[R-sig-ME] Interrupted time series on grouped data with count outcome in glmmTMB

Sokolovsky, Alexander @|ex@nder_@oko|ov@ky @end|ng |rom brown@edu
Wed Aug 23 03:48:06 CEST 2023


Hi all,

This is my first time sending a question to this list so apologies if I
miss something that is typically expected. I am trying to fit an
interrupted time series type model on grouped data (by individual).
Specifically, I am modeling compliance with a remote survey tool that
delivered 5 surveys a day for 28 days across two bursts. The outcome
variable is a count of missed surveys on days with any engagement (so range
0-4) (https://i.stack.imgur.com/FThRs.png). Ignoring covariates, the three
focal predictors are thus time (studyday_new), burst (wave), and time after
burst 2 starts (studyday_new_post). The model is specified as follows (and
I acknowledge I could be making a mistake here, I tried to follow Ben
Bolker's thoughts on fitting this models with temporal autocorrelation in
glmmTMB from
https://bbolker.github.io/mixedmodels-misc/notes/corr_braindump.html):

mod1_mde <- glmmTMB(missed_surveys ~ w1age + school + w1sex + w1hislat +
w1racer + studyday_new + wave + studyday_new_post + ar1(studyday_new_t +
0|id) + (1 |id), data = daily_data3_mde, family = "poisson")

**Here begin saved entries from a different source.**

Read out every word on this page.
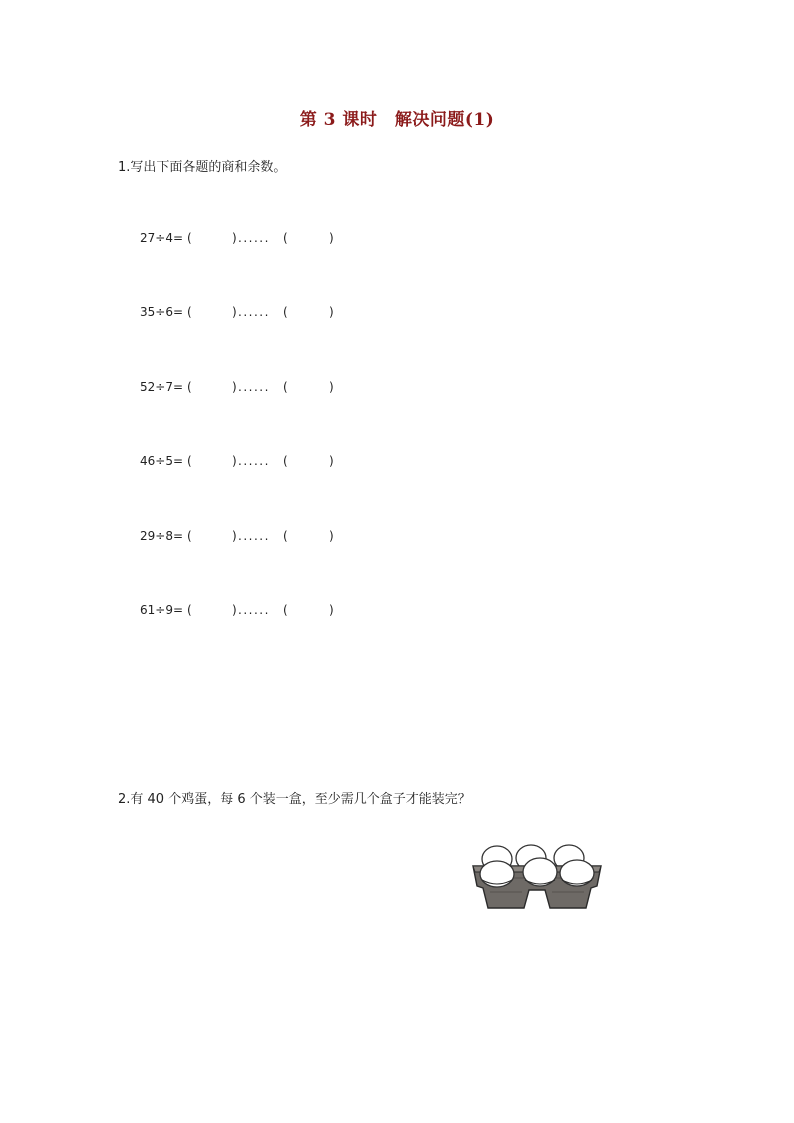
第 3 课时　解决问题(1)
1.写出下面各题的商和余数。
27÷4= (	) ...... (	)
35÷6= (	) ...... (	)
52÷7= (	) ...... (	)
46÷5= (	) ...... (	)
29÷8= (	) ...... (	)
61÷9= (	) ...... (	)
2.有 40 个鸡蛋，每 6 个装一盒，至少需几个盒子才能装完？
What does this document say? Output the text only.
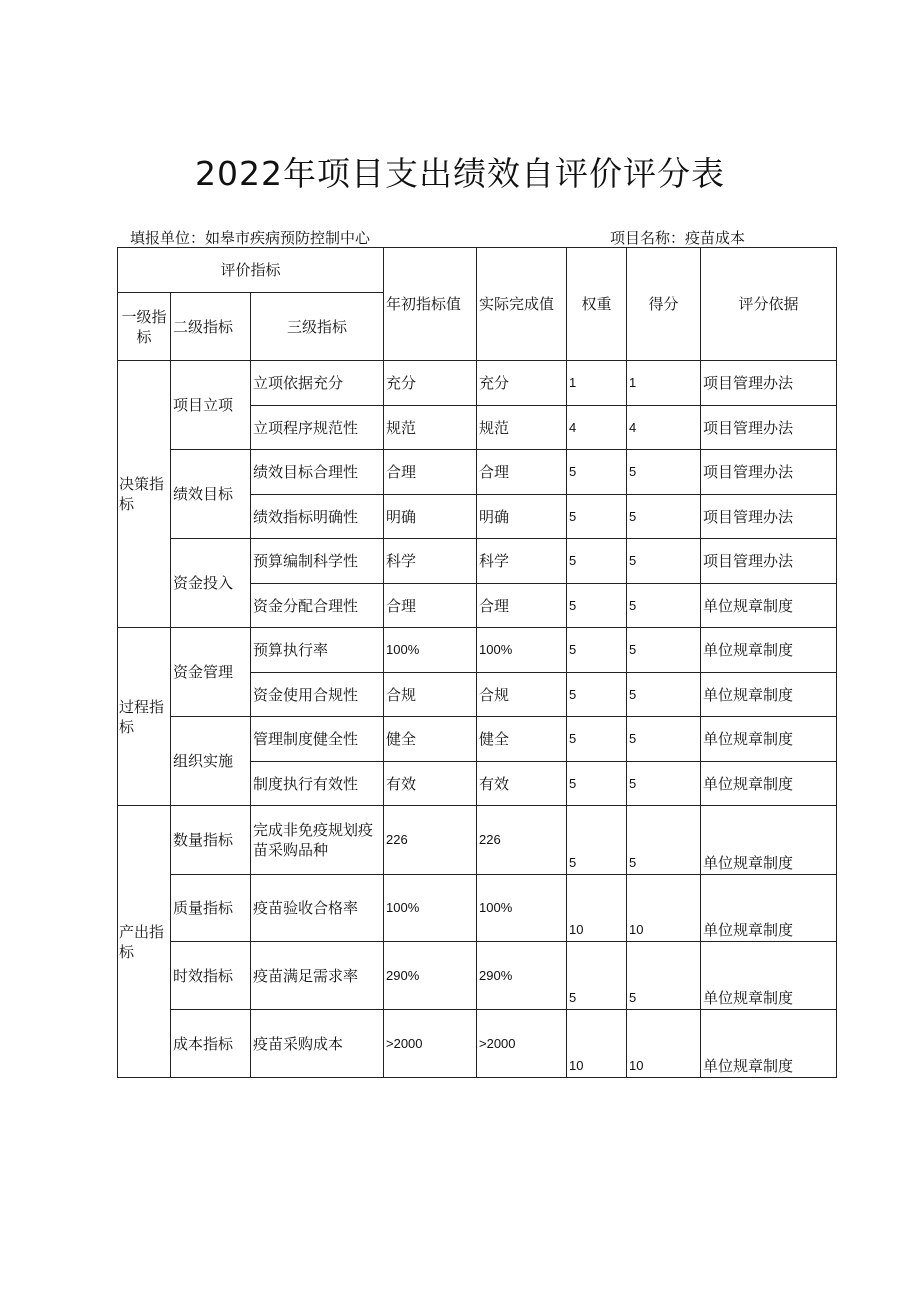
2022年项目支出绩效自评价评分表
填报单位：如皋市疾病预防控制中心	项目名称：疫苗成本
评价指标			年初指标值	实际完成值	权重	得分	评分依据
一级指标	二级指标	三级指标					
决策指标	项目立项	立项依据充分	充分	充分	1	1	项目管理办法
		立项程序规范性	规范	规范	4	4	项目管理办法
	绩效目标	绩效目标合理性	合理	合理	5	5	项目管理办法
		绩效指标明确性	明确	明确	5	5	项目管理办法
	资金投入	预算编制科学性	科学	科学	5	5	项目管理办法
		资金分配合理性	合理	合理	5	5	单位规章制度
过程指标	资金管理	预算执行率	100%	100%	5	5	单位规章制度
		资金使用合规性	合规	合规	5	5	单位规章制度
	组织实施	管理制度健全性	健全	健全	5	5	单位规章制度
		制度执行有效性	有效	有效	5	5	单位规章制度
产出指标	数量指标	完成非免疫规划疫苗采购品种	226	226	5	5	单位规章制度
	质量指标	疫苗验收合格率	100%	100%	10	10	单位规章制度
	时效指标	疫苗满足需求率	290%	290%	5	5	单位规章制度
	成本指标	疫苗采购成本	>2000	>2000	10	10	单位规章制度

This model converges. But when I plot the predicted values
(using ggpredict from ggeffects) over the observed daily means, the
predicted values appear to be underestimating the observed means.

Here is the plot: https://i.stack.imgur.com/bRfue.png

Now what's interesting to me is that when I fit this model to a gaussian
distribution instead, the resulting predicted values are reasonable:
https://i.stack.imgur.com/rIYnZ.png

And when I fit this model to a poisson distribution but exclude the AR
covariance structure and random intercept (both of which are obviously
critical) I also get reasonable predicted values:
https://i.stack.imgur.com/dWlho.png

(Please ignore the different labels on the plots I just copied the syntax
from other parts of my code when I was writing it).

So is there something I'm missing about getting predicted values from this
model?

All the best,
-- Alex

-- 
*Alexander W. Sokolovsky, PhD*
Assistant Professor
Center for Alcohol and Addiction Studies
Department of Behavioral and Social Sciences
E: Alexander_Sokolovsky using Brown.edu
P: (401) 863-6629(401) 863-6697 (Fax)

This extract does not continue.